Road To Referendum by Macwhirter Iain

Road To Referendum by Macwhirter Iain

Author:Macwhirter, Iain
Language: eng
Format: epub
Publisher: Cargo Publishing (UK) Ltd
Published: 2013-06-02T00:00:00+00:00


WHERE DID MY JOB GO?

While Scottish Nationalism became a joke, the continuing industrial closures were anything but. The Singer Sewing Machine factory at Clydebank closed in June 1980. This brought an end to a century of sewing machine production in a plant which at its height had employed 16,000 people. In the same year, the Corpach Pulp Mill closed in Loch Linnhe.
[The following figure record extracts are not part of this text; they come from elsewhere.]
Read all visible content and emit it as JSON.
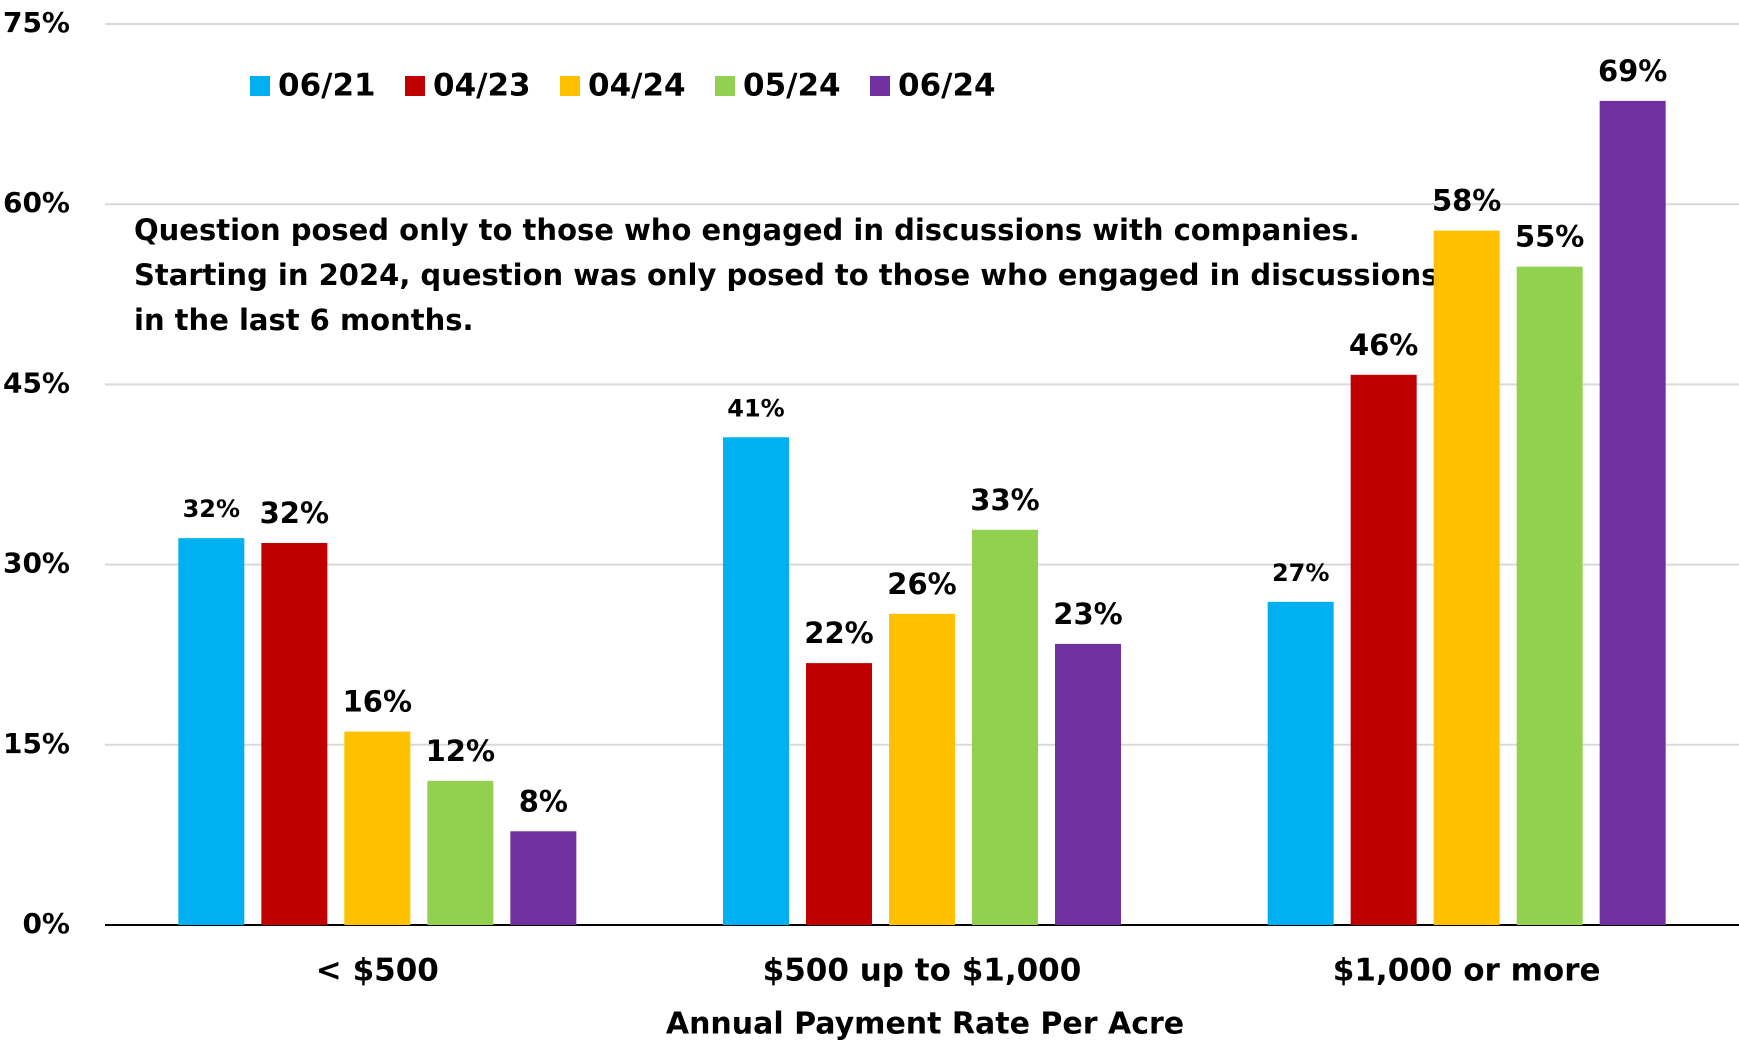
{
  "chart_data": {
    "type": "bar",
    "annotation": [
      "Question posed only to those who engaged  in discussions with companies.",
      "Starting in 2024, question was only posed to those who engaged in discussions",
      "in the last 6 months."
    ],
    "x_label": "Annual Payment Rate Per Acre",
    "categories": [
      "< $500",
      "$500 up to $1,000",
      "$1,000 or more"
    ],
    "series": [
      {
        "name": "06/21",
        "color": "#00b0f0",
        "values": [
          32.2,
          40.6,
          26.9
        ],
        "value_labels": [
          "32%",
          "41%",
          "27%"
        ]
      },
      {
        "name": "04/23",
        "color": "#c00000",
        "values": [
          31.8,
          21.8,
          45.8
        ],
        "value_labels": [
          "32%",
          "22%",
          "46%"
        ]
      },
      {
        "name": "04/24",
        "color": "#ffc000",
        "values": [
          16.1,
          25.9,
          57.8
        ],
        "value_labels": [
          "16%",
          "26%",
          "58%"
        ]
      },
      {
        "name": "05/24",
        "color": "#92d050",
        "values": [
          12.0,
          32.9,
          54.8
        ],
        "value_labels": [
          "12%",
          "33%",
          "55%"
        ]
      },
      {
        "name": "06/24",
        "color": "#7030a0",
        "values": [
          7.8,
          23.4,
          68.6
        ],
        "value_labels": [
          "8%",
          "23%",
          "69%"
        ]
      }
    ],
    "ylim": [
      0,
      75
    ],
    "yticks": [
      {
        "value": 0,
        "label": "0%"
      },
      {
        "value": 15,
        "label": "15%"
      },
      {
        "value": 30,
        "label": "30%"
      },
      {
        "value": 45,
        "label": "45%"
      },
      {
        "value": 60,
        "label": "60%"
      },
      {
        "value": 75,
        "label": "75%"
      }
    ],
    "grid": true,
    "legend": "top-left"
  }
}
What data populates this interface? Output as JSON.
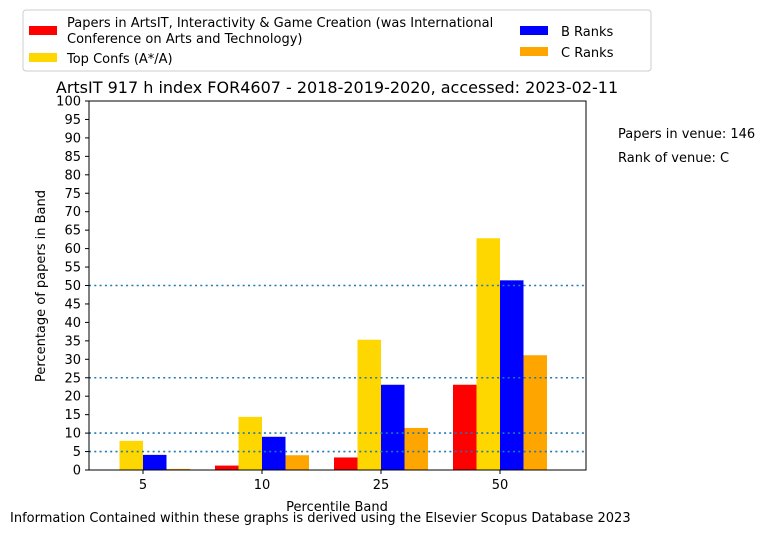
{
  "chart_data": {
    "type": "bar",
    "title": "ArtsIT 917 h index FOR4607 - 2018-2019-2020, accessed: 2023-02-11",
    "xlabel": "Percentile Band",
    "ylabel": "Percentage of papers in Band",
    "categories": [
      "5",
      "10",
      "25",
      "50"
    ],
    "ylim": [
      0,
      100
    ],
    "yticks": [
      0,
      5,
      10,
      15,
      20,
      25,
      30,
      35,
      40,
      45,
      50,
      55,
      60,
      65,
      70,
      75,
      80,
      85,
      90,
      95,
      100
    ],
    "series": [
      {
        "name": "Papers in ArtsIT, Interactivity & Game Creation (was International Conference on Arts and Technology)",
        "color": "#ff0000",
        "values": [
          0,
          1.2,
          3.4,
          23.1
        ]
      },
      {
        "name": "Top Confs (A*/A)",
        "color": "#ffd700",
        "values": [
          7.9,
          14.4,
          35.3,
          62.8
        ]
      },
      {
        "name": "B Ranks",
        "color": "#0000ff",
        "values": [
          4.1,
          9.0,
          23.1,
          51.4
        ]
      },
      {
        "name": "C Ranks",
        "color": "#ffa500",
        "values": [
          0.3,
          4.0,
          11.4,
          31.1
        ]
      }
    ],
    "reference_lines": [
      5,
      10,
      25,
      50
    ],
    "reference_line_color": "#1f77b4",
    "legend_position": "top",
    "grid": false
  },
  "annotations": {
    "papers_in_venue": "Papers in venue: 146",
    "rank_of_venue": "Rank of venue: C"
  },
  "footer": "Information Contained within these graphs is derived using the Elsevier Scopus Database 2023"
}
Half a century of tyre production at Dunlop’s plant at Inchinnan ended with closure in 1981 with the loss of 2,000 jobs. Then it was 1,500 at Massey Ferguson at Kilmarnock; 13,000 at Coats Patons; 9,000 jobs disappeared at Peugeot Talbot car plant at Linwood. Burroughs Computers, Hoover, British Leyland all followed. It was as if a decision had been taken to wipe industrial Scotland off the map. Scottish Tory grandees like the Scottish Secretary, George Younger, did their best in Cabinet to protect Scotland from the worst of Thatcher’s economic policies, and repeatedly saved the Ravenscraig steel plant in Motherwell, which had become an industrial totem in Scotland. But the economic scorched-earth policies continued.
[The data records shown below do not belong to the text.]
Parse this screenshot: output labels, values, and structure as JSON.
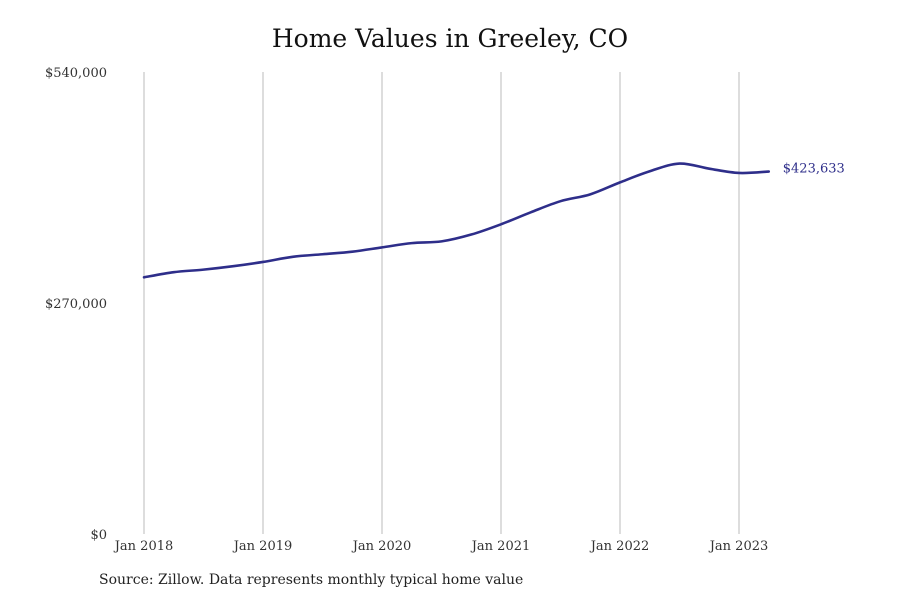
{
  "chart_data": {
    "type": "line",
    "title": "Home Values in Greeley, CO",
    "xlabel": "",
    "ylabel": "",
    "x_ticks": [
      "Jan 2018",
      "Jan 2019",
      "Jan 2020",
      "Jan 2021",
      "Jan 2022",
      "Jan 2023"
    ],
    "y_ticks": [
      "$540,000",
      "$270,000",
      "$0"
    ],
    "ylim": [
      0,
      540000
    ],
    "xlim": [
      "2018-01",
      "2024-01"
    ],
    "grid": "vertical lines at each year",
    "colors": {
      "line": "#2e2e8a",
      "grid": "#bbbbbb"
    },
    "series": [
      {
        "x": [
          "2018-01",
          "2018-04",
          "2018-07",
          "2018-10",
          "2019-01",
          "2019-04",
          "2019-07",
          "2019-10",
          "2020-01",
          "2020-04",
          "2020-07",
          "2020-10",
          "2021-01",
          "2021-04",
          "2021-07",
          "2021-10",
          "2022-01",
          "2022-04",
          "2022-07",
          "2022-10",
          "2023-01",
          "2023-04"
        ],
        "values": [
          300000,
          306000,
          309000,
          313000,
          318000,
          324000,
          327000,
          330000,
          335000,
          340000,
          342000,
          350000,
          362000,
          376000,
          389000,
          397000,
          411000,
          424000,
          433000,
          427000,
          422000,
          423633
        ]
      }
    ],
    "end_label": "$423,633"
  },
  "footer": {
    "source": "Source: Zillow. Data represents monthly typical home value"
  }
}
I had somehow been kept on at the BBC despite my indifferent performance in the Referendum Unit, and moved on to presenting half-hour television documentaries for the Current Account series. In the early 1980s, these programmes charted the end of Scotland as a manufacturing nation. This was one of the most traumatic periods in Scotland’s history, an industrial revolution in reverse, the effects of which are still being felt today, not least in the appalling health statistics of west central Scotland. If the 1960s saw the end of the British Empire and the Kirk, the 1980s drew a line under Scotland’s industrial history. It was as if the supports of the Union were being kicked away one by one.
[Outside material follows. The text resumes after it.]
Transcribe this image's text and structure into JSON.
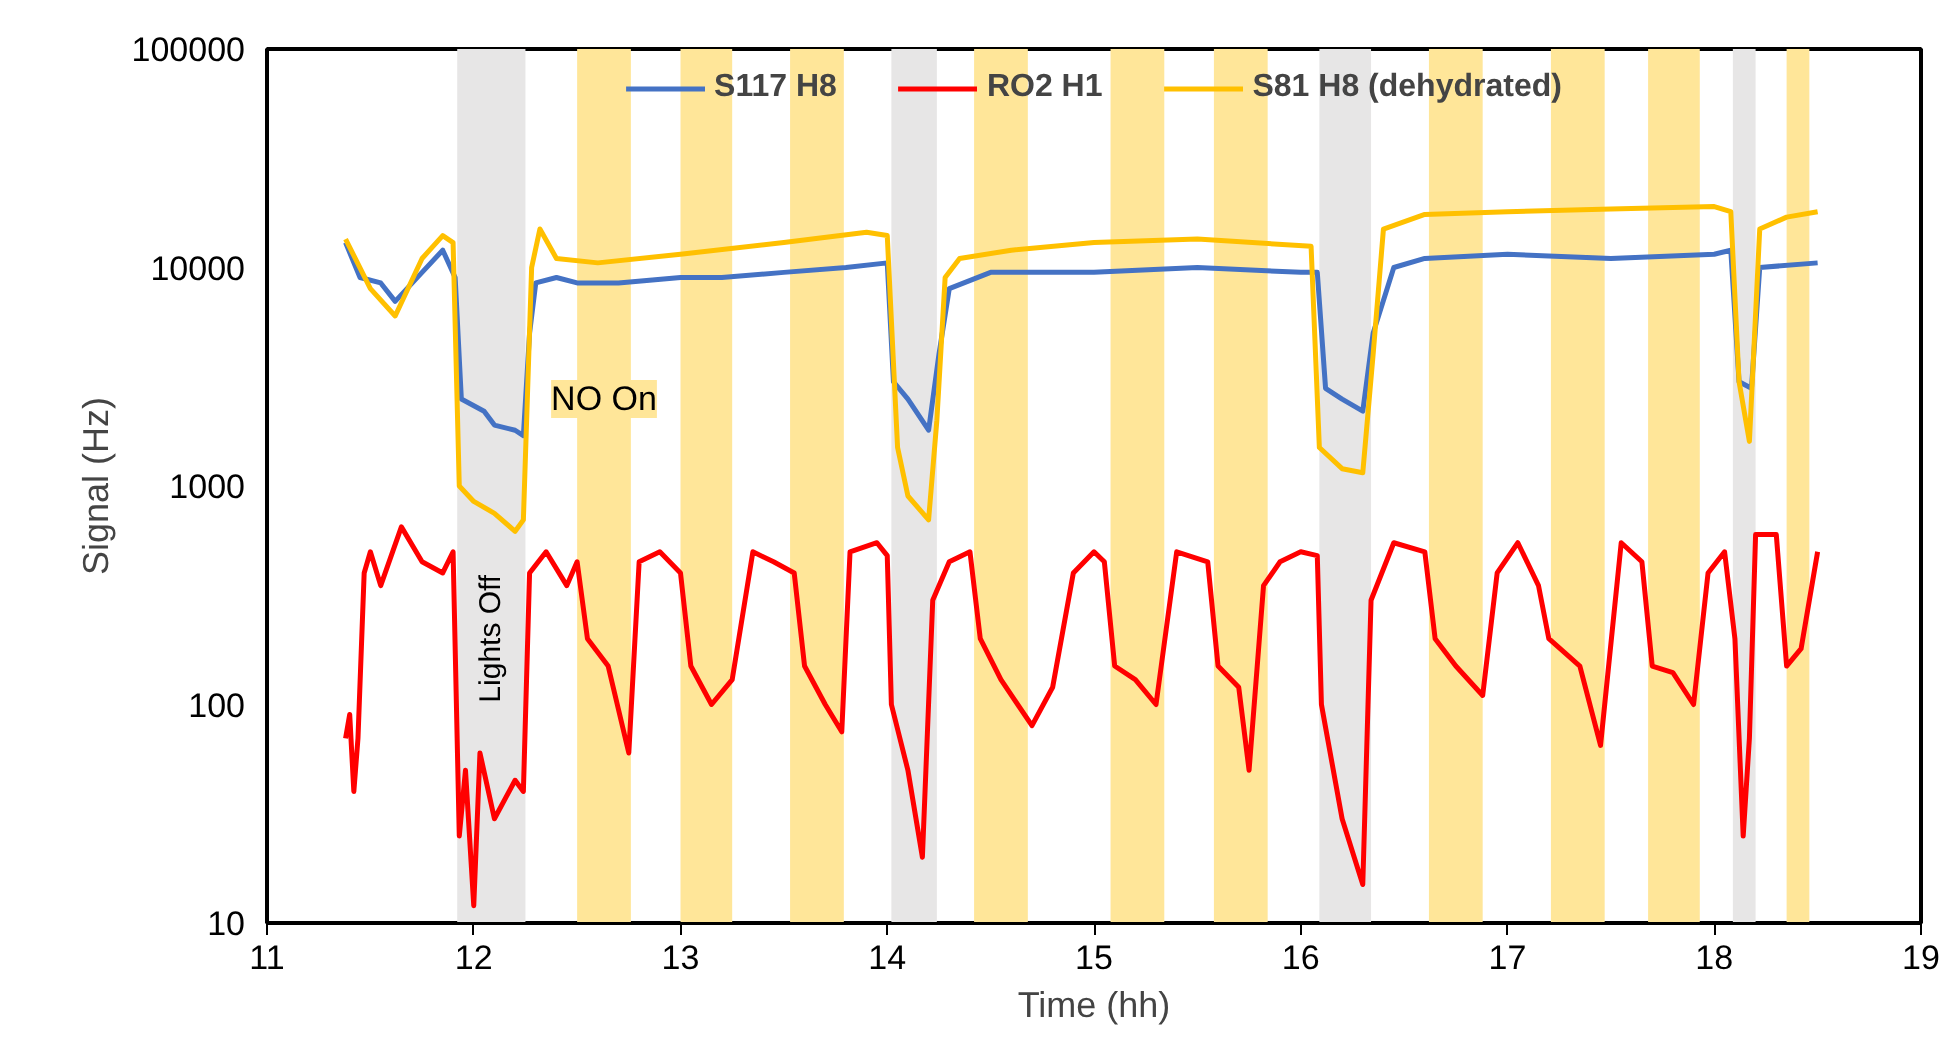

In some respects the recessions of the early 1980s were more devastating to the communities affected than war, which at least had the consolation of solidarity in the face of a common enemy. Between 1979 and 1981 alone, 11% of Scottish manufacturing jobs disappeared. Scottish manufacturing lost 31% of its capacity by 1987 as a result of the Thatcher industrial recessions, and much of what was left was sold off to foreign buyers. The Scottish economy recovered marginally in the 1990s thanks to the influx of electronics companies, attracted by government incentives and access to the EU. By 1993, Scotland was producing 10% of the world’s PCs. But critics warned that this was transitory investment, a “branch plant syndrome”.

Hugh Aitken, the chief executive of the Scottish operation of computer company Sun Microsystems, famously described Silicon Glen as a “screw-driver shop”, providing essentially blue-collar jobs. Since 1997, Scottish manufacturing industry has lost 100,000 jobs, replaced by low-paid service occupations and public sector employment. Of the 200,000 jobs created in Scotland between 1995 and 2008, 85% were in three sectors: health and social work; education and administration; and defence and social security.67 Between 1951 and 2001, Scotland lost 70% of its manufacturing employment, most of it in the 1980s.